Inventory risk matrix
Representative SKUs plotted by sales velocity (x) against capital exposure (y), both as 0–100 percentile indices. Color = the verdict. Hover any point.
Inventory risk table
The matrix as a worklist — anonymized family groups, their indices, the staleness signal, and the owner action.
| Item group | Velocity | Exposure | Last movement | Risk | Owner action |
|---|---|---|---|---|---|
| Furniture group 1 | 10 | 100 | never sold | dead | Liquidate; stop reorder |
| Furniture group 2 | 10 | 100 | never sold | dead | Liquidate; stop reorder |
| Furniture group 3 | 10 | 100 | never sold | dead | Liquidate; stop reorder |
| Uncategorized group 1 | 10 | 99 | never sold | dead | Tag, then clear |
| Seasonal group 1 | 10 | 99 | never sold | watch | Cap reorder; hold for season |
| Kitchen group 1 | 98 | 98 | active | healthy | Protect & feature |
| Cards group 1 | 99 | 88 | active | healthy | Protect; cross-sell anchor |
| Jewelry group 1 | 97 | 90 | active | healthy | Protect & feature |
| Art / Framing group 1 | 100 | 50 | active | reorder | Reorder before peak |
| Uncategorized group 3 | 100 | 39 | active | reorder | Tag, then reorder |
Where the cash earns — profit vs. capital tied up
For each family: slate dot = its share of inventory cash, green dot = its share of gross profit. Green to the right of slate means it earns more than it ties up. The ratio on the right is profit per inventory dollar.

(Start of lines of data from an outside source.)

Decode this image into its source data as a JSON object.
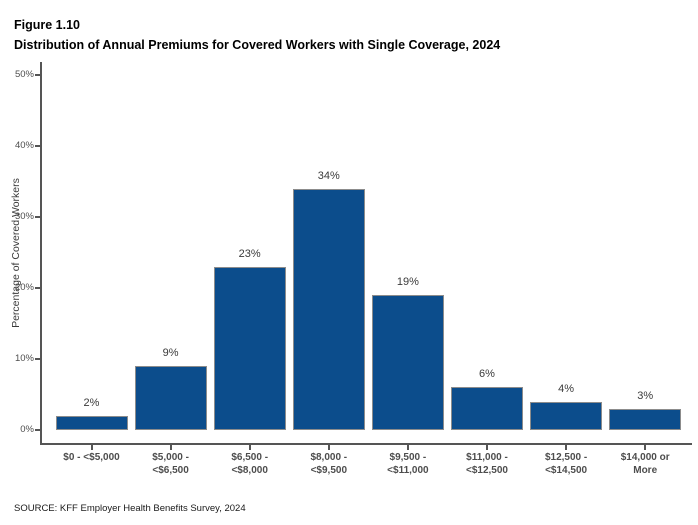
{
  "header": {
    "figure_label": "Figure 1.10",
    "title": "Distribution of Annual Premiums for Covered Workers with Single Coverage, 2024"
  },
  "chart_data": {
    "type": "bar",
    "title": "Distribution of Annual Premiums for Covered Workers with Single Coverage, 2024",
    "categories": [
      "$0 - <$5,000",
      "$5,000 -\n<$6,500",
      "$6,500 -\n<$8,000",
      "$8,000 -\n<$9,500",
      "$9,500 -\n<$11,000",
      "$11,000 -\n<$12,500",
      "$12,500 -\n<$14,500",
      "$14,000 or\nMore"
    ],
    "values": [
      2,
      9,
      23,
      34,
      19,
      6,
      4,
      3
    ],
    "value_labels": [
      "2%",
      "9%",
      "23%",
      "34%",
      "19%",
      "6%",
      "4%",
      "3%"
    ],
    "xlabel": "",
    "ylabel": "Percentage of Covered Workers",
    "ylim": [
      0,
      50
    ],
    "yticks": [
      0,
      10,
      20,
      30,
      40,
      50
    ],
    "ytick_suffix": "%",
    "grid": false,
    "legend_position": "none",
    "colors": {
      "bar_fill": "#0c4d8c",
      "bar_border": "#8c8c8c",
      "axis": "#555555",
      "tick_label": "#4d4d4d",
      "value_label": "#3a3a3a"
    }
  },
  "footer": {
    "source": "SOURCE: KFF Employer Health Benefits Survey, 2024"
  }
}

From POS report to operating decision
The same numbers, re-read. The value isn't replacing Lightspeed — it's the interpretation layer on top of it.

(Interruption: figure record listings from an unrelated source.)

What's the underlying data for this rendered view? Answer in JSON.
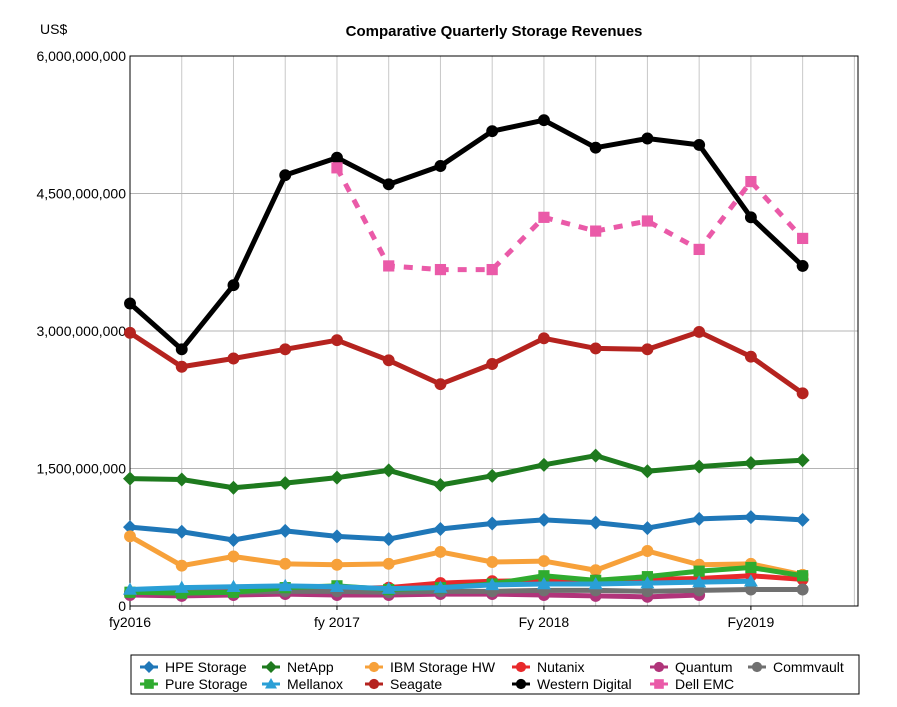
{
  "chart_data": {
    "type": "line",
    "title": "Comparative Quarterly Storage Revenues",
    "ylabel": "US$",
    "xlabel": "",
    "ylim": [
      0,
      6000000000
    ],
    "yticks": [
      0,
      1500000000,
      3000000000,
      4500000000,
      6000000000
    ],
    "ytick_labels": [
      "0",
      "1,500,000,000",
      "3,000,000,000",
      "4,500,000,000",
      "6,000,000,000"
    ],
    "x_tick_labels": [
      {
        "index": 0,
        "label": "fy2016"
      },
      {
        "index": 4,
        "label": "fy 2017"
      },
      {
        "index": 8,
        "label": "Fy 2018"
      },
      {
        "index": 12,
        "label": "Fy2019"
      }
    ],
    "num_quarters": 15,
    "grid": true,
    "legend_position": "bottom",
    "series": [
      {
        "name": "HPE Storage",
        "color": "#1f77b8",
        "marker": "diamond",
        "dashed": false,
        "values": [
          860000000,
          810000000,
          720000000,
          820000000,
          760000000,
          730000000,
          840000000,
          900000000,
          940000000,
          910000000,
          850000000,
          950000000,
          970000000,
          940000000
        ]
      },
      {
        "name": "NetApp",
        "color": "#1e7a1e",
        "marker": "diamond",
        "dashed": false,
        "values": [
          1390000000,
          1380000000,
          1290000000,
          1340000000,
          1400000000,
          1480000000,
          1320000000,
          1420000000,
          1540000000,
          1640000000,
          1470000000,
          1520000000,
          1560000000,
          1590000000
        ]
      },
      {
        "name": "IBM Storage HW",
        "color": "#f7a13a",
        "marker": "circle",
        "dashed": false,
        "values": [
          760000000,
          440000000,
          540000000,
          460000000,
          450000000,
          460000000,
          590000000,
          480000000,
          490000000,
          390000000,
          600000000,
          450000000,
          460000000,
          340000000
        ]
      },
      {
        "name": "Nutanix",
        "color": "#e8292b",
        "marker": "circle",
        "dashed": false,
        "values": [
          140000000,
          150000000,
          160000000,
          180000000,
          190000000,
          200000000,
          250000000,
          270000000,
          280000000,
          280000000,
          290000000,
          300000000,
          330000000,
          290000000
        ]
      },
      {
        "name": "Quantum",
        "color": "#b0347a",
        "marker": "circle",
        "dashed": false,
        "values": [
          120000000,
          110000000,
          120000000,
          130000000,
          120000000,
          120000000,
          130000000,
          130000000,
          120000000,
          110000000,
          100000000,
          120000000
        ]
      },
      {
        "name": "Commvault",
        "color": "#707070",
        "marker": "circle",
        "dashed": false,
        "values": [
          150000000,
          150000000,
          150000000,
          160000000,
          160000000,
          150000000,
          160000000,
          160000000,
          170000000,
          170000000,
          160000000,
          170000000,
          180000000,
          180000000
        ]
      },
      {
        "name": "Pure Storage",
        "color": "#2fab2f",
        "marker": "square",
        "dashed": false,
        "values": [
          150000000,
          140000000,
          150000000,
          200000000,
          220000000,
          180000000,
          200000000,
          240000000,
          330000000,
          280000000,
          320000000,
          380000000,
          420000000,
          330000000
        ]
      },
      {
        "name": "Mellanox",
        "color": "#2a9fd6",
        "marker": "triangle",
        "dashed": false,
        "values": [
          180000000,
          200000000,
          210000000,
          220000000,
          210000000,
          190000000,
          200000000,
          230000000,
          240000000,
          240000000,
          250000000,
          260000000,
          270000000
        ]
      },
      {
        "name": "Seagate",
        "color": "#b5231f",
        "marker": "circle",
        "dashed": false,
        "values": [
          2980000000,
          2610000000,
          2700000000,
          2800000000,
          2900000000,
          2680000000,
          2420000000,
          2640000000,
          2920000000,
          2810000000,
          2800000000,
          2990000000,
          2720000000,
          2320000000
        ]
      },
      {
        "name": "Western Digital",
        "color": "#000000",
        "marker": "circle",
        "dashed": false,
        "values": [
          3300000000,
          2800000000,
          3500000000,
          4700000000,
          4890000000,
          4600000000,
          4800000000,
          5180000000,
          5300000000,
          5000000000,
          5100000000,
          5030000000,
          4240000000,
          3710000000
        ]
      },
      {
        "name": "Dell EMC",
        "color": "#ea5aa8",
        "marker": "square",
        "dashed": true,
        "start_index": 4,
        "values": [
          4780000000,
          3710000000,
          3670000000,
          3670000000,
          4240000000,
          4090000000,
          4200000000,
          3890000000,
          4630000000,
          4010000000
        ]
      }
    ],
    "legend_rows": [
      [
        "HPE Storage",
        "NetApp",
        "IBM Storage HW",
        "Nutanix",
        "Quantum",
        "Commvault"
      ],
      [
        "Pure Storage",
        "Mellanox",
        "Seagate",
        "Western Digital",
        "Dell EMC"
      ]
    ]
  }
}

One screen, every morning, instead of digging through reports.
A designed prototype built on the real analysis logic above. It is not an automated daily send — it shows what a one-glance owner brief would contain, with anonymized examples.
What this actually produced.
No claim of automated, deployed, or revenue-lifting systems — the files don't prove that. What it produced is a clearer way to see and decide.

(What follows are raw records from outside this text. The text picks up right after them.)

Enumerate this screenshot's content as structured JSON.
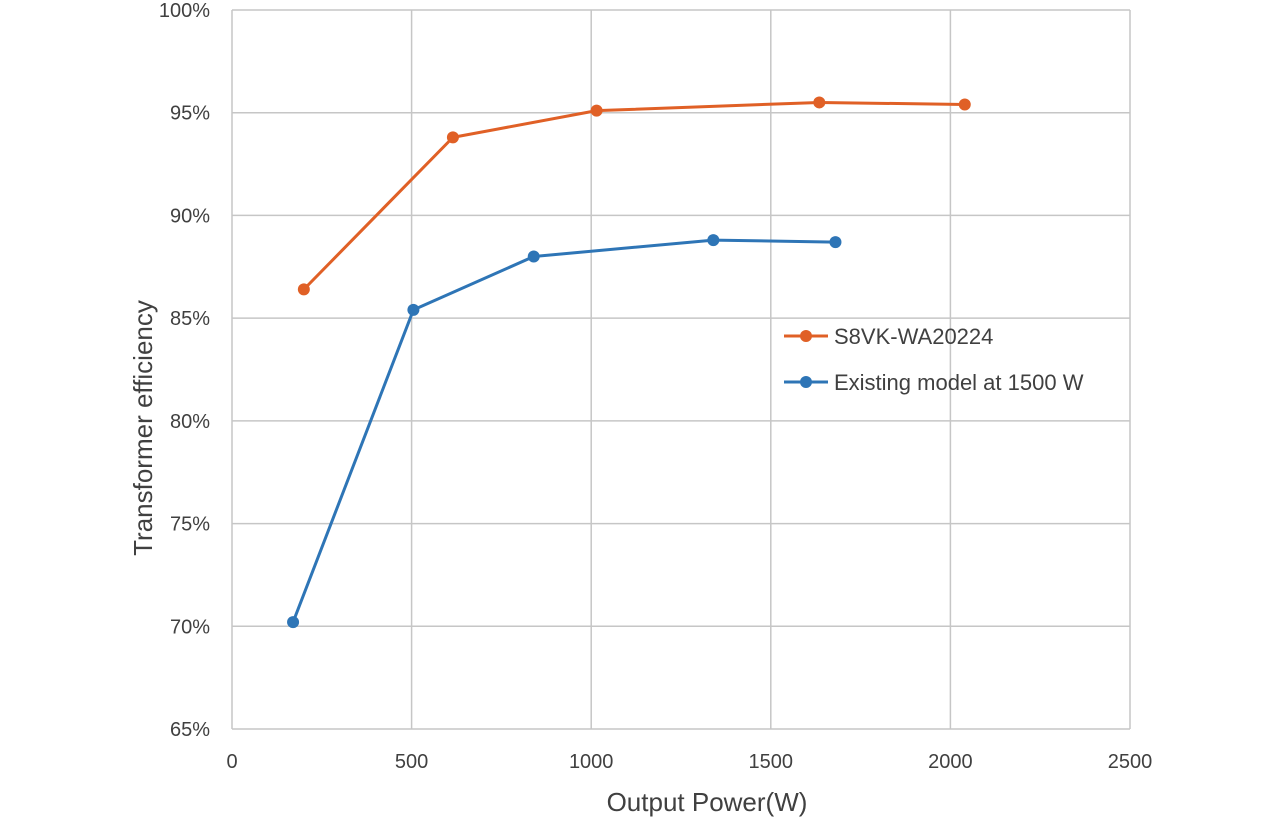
{
  "chart_data": {
    "type": "line",
    "title": "",
    "xlabel": "Output Power(W)",
    "ylabel": "Transformer efficiency",
    "xlim": [
      0,
      2500
    ],
    "ylim": [
      65,
      100
    ],
    "x_ticks": [
      0,
      500,
      1000,
      1500,
      2000,
      2500
    ],
    "y_ticks": [
      65,
      70,
      75,
      80,
      85,
      90,
      95,
      100
    ],
    "x_tick_labels": [
      "0",
      "500",
      "1000",
      "1500",
      "2000",
      "2500"
    ],
    "y_tick_labels": [
      "65%",
      "70%",
      "75%",
      "80%",
      "85%",
      "90%",
      "95%",
      "100%"
    ],
    "grid": true,
    "legend_position": "right-center",
    "series": [
      {
        "name": "S8VK-WA20224",
        "color": "#E06026",
        "x": [
          200,
          615,
          1015,
          1635,
          2040
        ],
        "y": [
          86.4,
          93.8,
          95.1,
          95.5,
          95.4
        ]
      },
      {
        "name": "Existing model at 1500 W",
        "color": "#2E75B6",
        "x": [
          170,
          505,
          840,
          1340,
          1680
        ],
        "y": [
          70.2,
          85.4,
          88.0,
          88.8,
          88.7
        ]
      }
    ]
  }
}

A dollar-ranked view of inventory risk the POS never surfaced — including 324 SKUs that had never sold.
The high-return families (local art, cards) identified as deserving more buying attention and floor space.
The seasonal curve connected to concrete buying, cash, and markdown timing.
The daily window pinpointed where owner attention matters most — and where it doesn't.
A one-screen daily brief designed to cut owner mental load.
Existing exports turned into decision support — no new software, no price changes required.
From one-off analysis to a living system.
Daily export import
Auto-ingest the Lightspeed CSVs each morning instead of by hand.
Historical snapshots
Store daily sales & inventory states so trends and stockouts are reconstructable.
SQLite database
A small local store underneath it all — queryable, durable, no cloud bill.
Anomaly detection
Flag unusual days, sudden slowdowns, and stockout risk automatically.
Reorder & stale tracking
Live velocity-vs-cover and dead-stock watchlists, refreshed daily.
Weather / holiday / tourism
Wire in the external signals that actually move a lake-town's foot traffic.
Automated daily brief
Deliver the prototype above as a real morning send.
Reusable "Business MRI"
Package the diagnostic so any small retailer can scan their own POS exports.
The value wasn't AI replacing the owner. It was pairing a real merchant's eye with structure, so the shop could see patterns faster and act earlier.
An owner with decades behind the counter already understands the customers, the taste, the vendors, and the rhythm of a tourist town. None of that lives in a spreadsheet, and none of it should be automated away.
What the analysis added was a second set of eyes that never gets tired of counting: which dollars are working, which are stuck, where a small team's attention is worth the most, and whether a scary-looking number is actually a calendar quirk. The POS records the past faithfully. This layer turns that record into the next decision — and hands it back to the person best placed to make it.